その中に議員が議場で子どもと一緒にいる光景が、世界では珍しくなくなりつつあるとありました。対照的に熊本市で、生後7ヶ月の子どもを連れて議場に入ろうとした女性議員が制止され、出席を断念したことが記されています。

そういえば、ニュージーランドのある市の市議会で、参加している女性議員のベビーを議長さんが抱っこしている映像を見たことを思い出しました。

日本ではいろいろなことを形から入る習慣があるように思います。例えば「ベビーを抱っこしていては市政について考えられなくなるはず」とか、「まっすぐ良い姿勢で机に向かっていなければ、学習内容が頭に入らないはず」などという風に・・・。


ずっと以前にフィンランドの学力が世界1になったという時に学んだのですが、フィンランドの学校では生徒が頬杖をついていても、極端な場合には寝そべっていてもいいのだそうです。今何を学んでいるのかを理解し、しっかり課題に向き合っていればいいのです。その映像を見た時に、とても羨ましく思いました。

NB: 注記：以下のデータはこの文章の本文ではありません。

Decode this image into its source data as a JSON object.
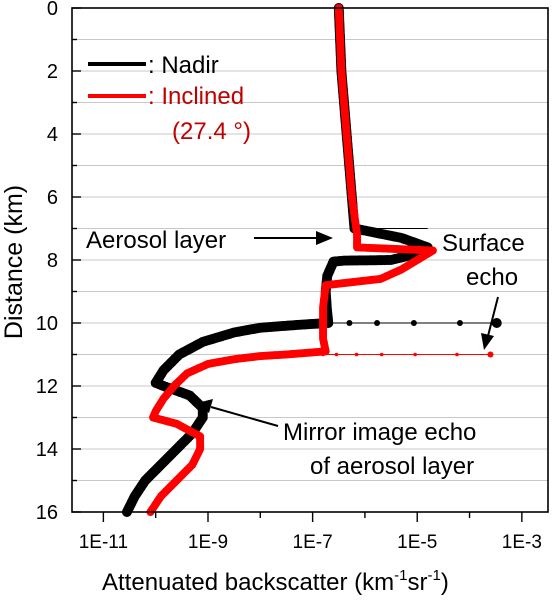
{
  "chart_data": {
    "type": "scatter",
    "xlabel": "Attenuated backscatter (km",
    "xlabel_sup1": "-1",
    "xlabel_mid": "sr",
    "xlabel_sup2": "-1",
    "xlabel_end": ")",
    "ylabel": "Distance (km)",
    "x_scale": "log",
    "x_ticks": [
      {
        "label": "1E-11",
        "exp": -11
      },
      {
        "label": "1E-9",
        "exp": -9
      },
      {
        "label": "1E-7",
        "exp": -7
      },
      {
        "label": "1E-5",
        "exp": -5
      },
      {
        "label": "1E-3",
        "exp": -3
      }
    ],
    "y_ticks": [
      "0",
      "2",
      "4",
      "6",
      "8",
      "10",
      "12",
      "14",
      "16"
    ],
    "y_reversed": true,
    "ylim": [
      0,
      16
    ],
    "grid": "horizontal",
    "legend": {
      "nadir": ": Nadir",
      "inclined": ": Inclined",
      "angle": "(27.4 °)"
    },
    "annotations": {
      "aerosol": "Aerosol layer",
      "surface_1": "Surface",
      "surface_2": "echo",
      "mirror_1": "Mirror image echo",
      "mirror_2": "of aerosol layer"
    },
    "colors": {
      "nadir": "#000000",
      "inclined": "#ff0000",
      "inclined_text": "#c00000"
    },
    "series": [
      {
        "name": "Nadir",
        "color": "#000000",
        "points": [
          [
            0,
            -6.5
          ],
          [
            2,
            -6.45
          ],
          [
            4,
            -6.35
          ],
          [
            6,
            -6.25
          ],
          [
            7,
            -6.2
          ],
          [
            7.3,
            -5.3
          ],
          [
            7.6,
            -4.8
          ],
          [
            7.8,
            -5.0
          ],
          [
            8.0,
            -5.5
          ],
          [
            8.02,
            -6.4
          ],
          [
            8.05,
            -6.6
          ],
          [
            8.5,
            -6.72
          ],
          [
            9.0,
            -6.75
          ],
          [
            9.5,
            -6.73
          ],
          [
            10.0,
            -6.7
          ],
          [
            10.05,
            -7.2
          ],
          [
            10.1,
            -7.6
          ],
          [
            10.15,
            -8.0
          ],
          [
            10.3,
            -8.5
          ],
          [
            10.6,
            -9.1
          ],
          [
            11.0,
            -9.55
          ],
          [
            11.5,
            -9.85
          ],
          [
            11.9,
            -10.0
          ],
          [
            12.0,
            -9.85
          ],
          [
            12.3,
            -9.35
          ],
          [
            12.7,
            -9.1
          ],
          [
            13.0,
            -9.1
          ],
          [
            13.5,
            -9.3
          ],
          [
            14.0,
            -9.6
          ],
          [
            14.5,
            -9.9
          ],
          [
            15.0,
            -10.2
          ],
          [
            15.5,
            -10.4
          ],
          [
            16.0,
            -10.55
          ]
        ]
      },
      {
        "name": "Inclined",
        "color": "#ff0000",
        "points": [
          [
            0,
            -6.5
          ],
          [
            2,
            -6.45
          ],
          [
            4,
            -6.35
          ],
          [
            6,
            -6.25
          ],
          [
            7.2,
            -6.15
          ],
          [
            7.6,
            -6.15
          ],
          [
            7.7,
            -4.7
          ],
          [
            7.9,
            -4.9
          ],
          [
            8.3,
            -5.3
          ],
          [
            8.6,
            -5.7
          ],
          [
            8.8,
            -6.75
          ],
          [
            9.5,
            -6.8
          ],
          [
            10.5,
            -6.8
          ],
          [
            10.9,
            -6.75
          ],
          [
            11.0,
            -7.5
          ],
          [
            11.05,
            -8.0
          ],
          [
            11.15,
            -8.5
          ],
          [
            11.3,
            -9.0
          ],
          [
            11.6,
            -9.4
          ],
          [
            12.0,
            -9.65
          ],
          [
            12.4,
            -9.85
          ],
          [
            12.8,
            -10.0
          ],
          [
            13.0,
            -10.05
          ],
          [
            13.2,
            -9.6
          ],
          [
            13.6,
            -9.15
          ],
          [
            14.0,
            -9.15
          ],
          [
            14.5,
            -9.3
          ],
          [
            15.0,
            -9.6
          ],
          [
            15.5,
            -9.9
          ],
          [
            16.0,
            -10.1
          ]
        ]
      }
    ],
    "surface_echo": {
      "nadir": {
        "distance": 10.0,
        "start_exp": -7.0,
        "peak_exp": -3.48
      },
      "inclined": {
        "distance": 11.0,
        "start_exp": -6.8,
        "peak_exp": -3.6
      }
    }
  }
}
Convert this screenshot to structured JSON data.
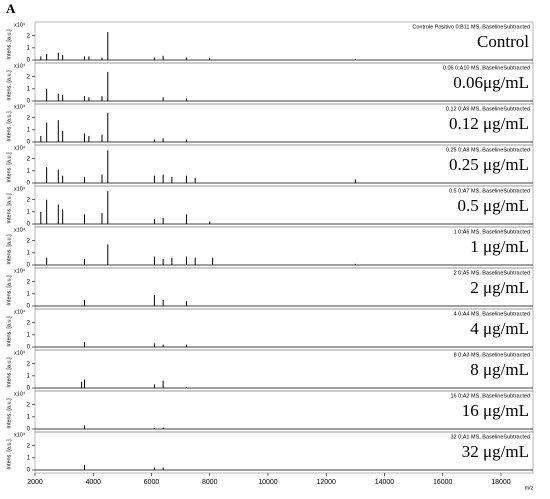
{
  "panel_label": "A",
  "chart_data": [
    {
      "type": "stem",
      "title": "Controle Positivo 0:B11 MS, BaselineSubtracted",
      "label": "Control",
      "ylabel": "Intens. [a.u.]",
      "yunit": "x10⁴",
      "xlim": [
        2000,
        19100
      ],
      "ylim": [
        0,
        2.8
      ],
      "yticks": [
        0,
        1,
        2
      ],
      "color": "#000000",
      "x": [
        2200,
        2400,
        2800,
        2950,
        3700,
        3850,
        4300,
        4500,
        6100,
        6400,
        7200,
        8000,
        13000
      ],
      "values": [
        0.3,
        0.5,
        0.6,
        0.4,
        0.3,
        0.3,
        0.2,
        2.3,
        0.2,
        0.35,
        0.2,
        0.15,
        0.1
      ]
    },
    {
      "type": "stem",
      "title": "0.06 0:A10 MS, BaselineSubtracted",
      "label": "0.06μg/mL",
      "ylabel": "Intens. [a.u.]",
      "yunit": "x10⁴",
      "xlim": [
        2000,
        19100
      ],
      "ylim": [
        0,
        2.8
      ],
      "yticks": [
        0,
        1,
        2
      ],
      "color": "#000000",
      "x": [
        2400,
        2800,
        2950,
        3700,
        3850,
        4300,
        4500,
        6400,
        7200
      ],
      "values": [
        1.0,
        0.6,
        0.5,
        0.4,
        0.3,
        0.4,
        2.4,
        0.3,
        0.2
      ]
    },
    {
      "type": "stem",
      "title": "0.12 0:A9 MS, BaselineSubtracted",
      "label": "0.12 μg/mL",
      "ylabel": "Intens. [a.u.]",
      "yunit": "x10⁴",
      "xlim": [
        2000,
        19100
      ],
      "ylim": [
        0,
        2.8
      ],
      "yticks": [
        0,
        1,
        2
      ],
      "color": "#000000",
      "x": [
        2200,
        2400,
        2800,
        2950,
        3700,
        3850,
        4300,
        4500,
        6100,
        6400,
        7200
      ],
      "values": [
        0.5,
        1.6,
        1.8,
        0.9,
        0.7,
        0.5,
        0.6,
        2.4,
        0.2,
        0.3,
        0.2
      ]
    },
    {
      "type": "stem",
      "title": "0.25 0:A8 MS, BaselineSubtracted",
      "label": "0.25 μg/mL",
      "ylabel": "Intens. [a.u.]",
      "yunit": "x10⁴",
      "xlim": [
        2000,
        19100
      ],
      "ylim": [
        0,
        2.8
      ],
      "yticks": [
        0,
        1,
        2
      ],
      "color": "#000000",
      "x": [
        2400,
        2800,
        2950,
        3700,
        4300,
        4500,
        6100,
        6400,
        6700,
        7200,
        7500,
        13000
      ],
      "values": [
        1.3,
        1.1,
        0.6,
        0.5,
        0.7,
        2.7,
        0.6,
        0.7,
        0.5,
        0.6,
        0.4,
        0.3
      ]
    },
    {
      "type": "stem",
      "title": "0.5 0:A7 MS, BaselineSubtracted",
      "label": "0.5 μg/mL",
      "ylabel": "Intens. [a.u.]",
      "yunit": "x10⁴",
      "xlim": [
        2000,
        19100
      ],
      "ylim": [
        0,
        2.8
      ],
      "yticks": [
        0,
        1,
        2
      ],
      "color": "#000000",
      "x": [
        2200,
        2400,
        2800,
        2950,
        3700,
        4300,
        4500,
        6100,
        6400,
        7200,
        8000
      ],
      "values": [
        1.0,
        2.0,
        1.6,
        1.2,
        0.8,
        0.9,
        2.7,
        0.4,
        0.5,
        0.8,
        0.2
      ]
    },
    {
      "type": "stem",
      "title": "1 0:A6 MS, BaselineSubtracted",
      "label": "1 μg/mL",
      "ylabel": "Intens. [a.u.]",
      "yunit": "x10⁴",
      "xlim": [
        2000,
        19100
      ],
      "ylim": [
        0,
        2.8
      ],
      "yticks": [
        0,
        1,
        2
      ],
      "color": "#000000",
      "x": [
        2400,
        3700,
        4500,
        6100,
        6400,
        6700,
        7200,
        7500,
        8100,
        13000
      ],
      "values": [
        0.6,
        0.5,
        1.7,
        0.7,
        0.5,
        0.6,
        0.7,
        0.6,
        0.6,
        0.1
      ]
    },
    {
      "type": "stem",
      "title": "2 0:A5 MS, BaselineSubtracted",
      "label": "2 μg/mL",
      "ylabel": "Intens. [a.u.]",
      "yunit": "x10⁴",
      "xlim": [
        2000,
        19100
      ],
      "ylim": [
        0,
        2.8
      ],
      "yticks": [
        0,
        1,
        2
      ],
      "color": "#000000",
      "x": [
        3700,
        6100,
        6400,
        7200
      ],
      "values": [
        0.5,
        0.9,
        0.5,
        0.4
      ]
    },
    {
      "type": "stem",
      "title": "4 0:A4 MS, BaselineSubtracted",
      "label": "4 μg/mL",
      "ylabel": "Intens. [a.u.]",
      "yunit": "x10⁴",
      "xlim": [
        2000,
        19100
      ],
      "ylim": [
        0,
        2.8
      ],
      "yticks": [
        0,
        1,
        2
      ],
      "color": "#000000",
      "x": [
        3700,
        6100,
        6400,
        7200
      ],
      "values": [
        0.4,
        0.3,
        0.2,
        0.2
      ]
    },
    {
      "type": "stem",
      "title": "8 0:A3 MS, BaselineSubtracted",
      "label": "8 μg/mL",
      "ylabel": "Intens. [a.u.]",
      "yunit": "x10⁴",
      "xlim": [
        2000,
        19100
      ],
      "ylim": [
        0,
        2.8
      ],
      "yticks": [
        0,
        1,
        2
      ],
      "color": "#000000",
      "x": [
        3600,
        3700,
        6100,
        6400,
        7200
      ],
      "values": [
        0.5,
        0.7,
        0.3,
        0.6,
        0.1
      ]
    },
    {
      "type": "stem",
      "title": "16 0:A2 MS, BaselineSubtracted",
      "label": "16 μg/mL",
      "ylabel": "Intens. [a.u.]",
      "yunit": "x10⁴",
      "xlim": [
        2000,
        19100
      ],
      "ylim": [
        0,
        2.8
      ],
      "yticks": [
        0,
        1,
        2
      ],
      "color": "#000000",
      "x": [
        3700,
        6100,
        6400
      ],
      "values": [
        0.3,
        0.1,
        0.1
      ]
    },
    {
      "type": "stem",
      "title": "32 0:A1 MS, BaselineSubtracted",
      "label": "32 μg/mL",
      "ylabel": "Intens. [a.u.]",
      "yunit": "x10⁴",
      "xlim": [
        2000,
        19100
      ],
      "ylim": [
        0,
        2.8
      ],
      "yticks": [
        0,
        1,
        2
      ],
      "color": "#000000",
      "x": [
        3700,
        6100,
        6400
      ],
      "values": [
        0.4,
        0.2,
        0.2
      ],
      "xticks": [
        2000,
        4000,
        6000,
        8000,
        10000,
        12000,
        14000,
        16000,
        18000
      ],
      "xlabel": "m/z"
    }
  ]
}
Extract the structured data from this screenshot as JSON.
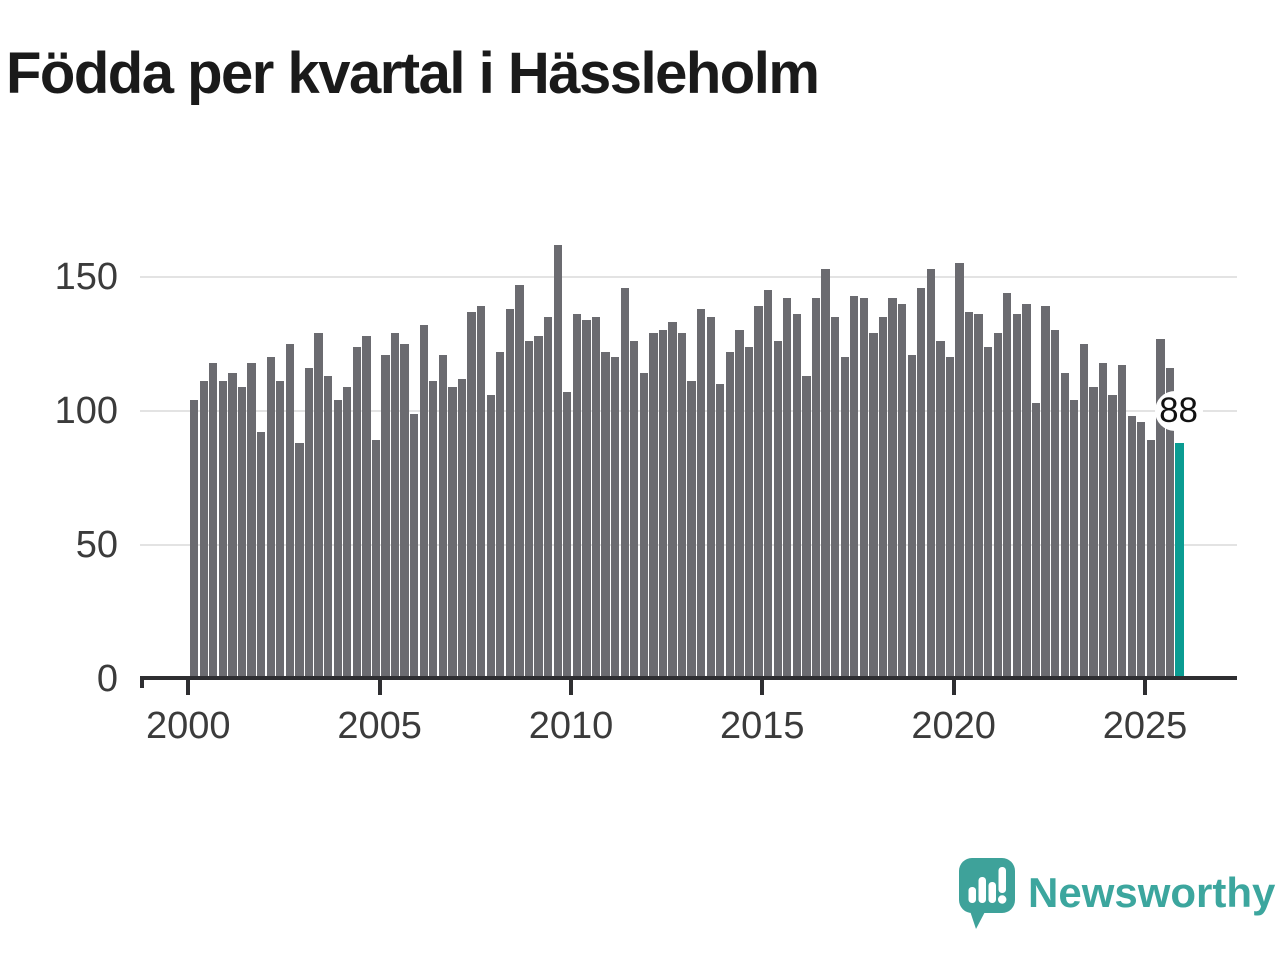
{
  "title": "Födda per kvartal i Hässleholm",
  "chart_data": {
    "type": "bar",
    "title": "Födda per kvartal i Hässleholm",
    "xlabel": "",
    "ylabel": "",
    "ylim": [
      0,
      170
    ],
    "grid": "horizontal",
    "legend_position": "none",
    "y_ticks": [
      0,
      50,
      100,
      150
    ],
    "y_tick_labels": [
      "0",
      "50",
      "100",
      "150"
    ],
    "x_tick_labels": [
      "2000",
      "2005",
      "2010",
      "2015",
      "2020",
      "2025"
    ],
    "categories": [
      "2000 Q1",
      "2000 Q2",
      "2000 Q3",
      "2000 Q4",
      "2001 Q1",
      "2001 Q2",
      "2001 Q3",
      "2001 Q4",
      "2002 Q1",
      "2002 Q2",
      "2002 Q3",
      "2002 Q4",
      "2003 Q1",
      "2003 Q2",
      "2003 Q3",
      "2003 Q4",
      "2004 Q1",
      "2004 Q2",
      "2004 Q3",
      "2004 Q4",
      "2005 Q1",
      "2005 Q2",
      "2005 Q3",
      "2005 Q4",
      "2006 Q1",
      "2006 Q2",
      "2006 Q3",
      "2006 Q4",
      "2007 Q1",
      "2007 Q2",
      "2007 Q3",
      "2007 Q4",
      "2008 Q1",
      "2008 Q2",
      "2008 Q3",
      "2008 Q4",
      "2009 Q1",
      "2009 Q2",
      "2009 Q3",
      "2009 Q4",
      "2010 Q1",
      "2010 Q2",
      "2010 Q3",
      "2010 Q4",
      "2011 Q1",
      "2011 Q2",
      "2011 Q3",
      "2011 Q4",
      "2012 Q1",
      "2012 Q2",
      "2012 Q3",
      "2012 Q4",
      "2013 Q1",
      "2013 Q2",
      "2013 Q3",
      "2013 Q4",
      "2014 Q1",
      "2014 Q2",
      "2014 Q3",
      "2014 Q4",
      "2015 Q1",
      "2015 Q2",
      "2015 Q3",
      "2015 Q4",
      "2016 Q1",
      "2016 Q2",
      "2016 Q3",
      "2016 Q4",
      "2017 Q1",
      "2017 Q2",
      "2017 Q3",
      "2017 Q4",
      "2018 Q1",
      "2018 Q2",
      "2018 Q3",
      "2018 Q4",
      "2019 Q1",
      "2019 Q2",
      "2019 Q3",
      "2019 Q4",
      "2020 Q1",
      "2020 Q2",
      "2020 Q3",
      "2020 Q4",
      "2021 Q1",
      "2021 Q2",
      "2021 Q3",
      "2021 Q4",
      "2022 Q1",
      "2022 Q2",
      "2022 Q3",
      "2022 Q4",
      "2023 Q1",
      "2023 Q2",
      "2023 Q3",
      "2023 Q4",
      "2024 Q1",
      "2024 Q2",
      "2024 Q3",
      "2024 Q4",
      "2025 Q1",
      "2025 Q2",
      "2025 Q3",
      "2025 Q4"
    ],
    "values": [
      104,
      111,
      118,
      111,
      114,
      109,
      118,
      92,
      120,
      111,
      125,
      88,
      116,
      129,
      113,
      104,
      109,
      124,
      128,
      89,
      121,
      129,
      125,
      99,
      132,
      111,
      121,
      109,
      112,
      137,
      139,
      106,
      122,
      138,
      147,
      126,
      128,
      135,
      162,
      107,
      136,
      134,
      135,
      122,
      120,
      146,
      126,
      114,
      129,
      130,
      133,
      129,
      111,
      138,
      135,
      110,
      122,
      130,
      124,
      139,
      145,
      126,
      142,
      136,
      113,
      142,
      153,
      135,
      120,
      143,
      142,
      129,
      135,
      142,
      140,
      121,
      146,
      153,
      126,
      120,
      155,
      137,
      136,
      124,
      129,
      144,
      136,
      140,
      103,
      139,
      130,
      114,
      104,
      125,
      109,
      118,
      106,
      117,
      98,
      96,
      89,
      127,
      116,
      88
    ],
    "highlight_index": 103,
    "highlight_label": "88",
    "bar_color": "#6b6b70",
    "highlight_color": "#0a9c92",
    "grid_color": "#e3e3e3",
    "axis_color": "#2e2e31"
  },
  "footer": {
    "brand": "Newsworthy",
    "brand_color": "#3ca69e"
  }
}
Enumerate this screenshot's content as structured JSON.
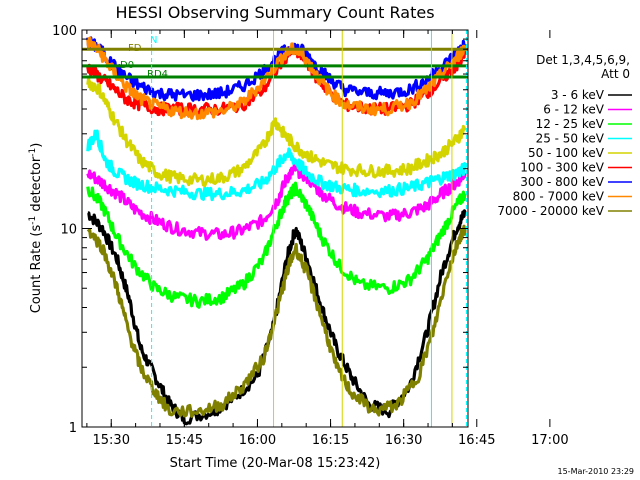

そして今回、このニュースを読んだ時に思い出したことがあります。

それは息子が小学校2年の時だったでしょうか。なぜか請われてPTAの本部役員になってしまったのですが、その時娘はまだ3歳でしたので、私は役員としての仕事の時には娘を連れて行くことにしていました。それを条件に役員を引き受けたのです。確か、少しばかりの反感を感じてはいましたが、私は臆せず1年間役員の仕事をやり続けました。

学校というところは『子どもを育てる場』です。子どもを育てる場に子どもがいてはいけないという発想は間違いではないかと思ったのです。話題にできるときには、そんな思いを口にすることもありましたが、そういう時の反感というのは表面に出てこないことも多かったように思います。


幸い、ともに役員をする人たちは了解してくれていたようですし、娘も静かに一人遊びをすることが好きな子どもだったので、表面だって問題にもならず、変ったお母さんくらいに思われて過ごすことができたのでした。

でも、できれば互いに応援し合うくらいの場になれば、PTAの役員も嫌われ役とならず、みんなが交代でできるものになるのではないかと、そのとき思ったものでした。

男女平等度などといういかめしい旗を掲げなくても、隣り合うもの同士が互いを認め、それぞれの生き方を大切にできれば・・・住みやすい社会になるのではないかと思うのです。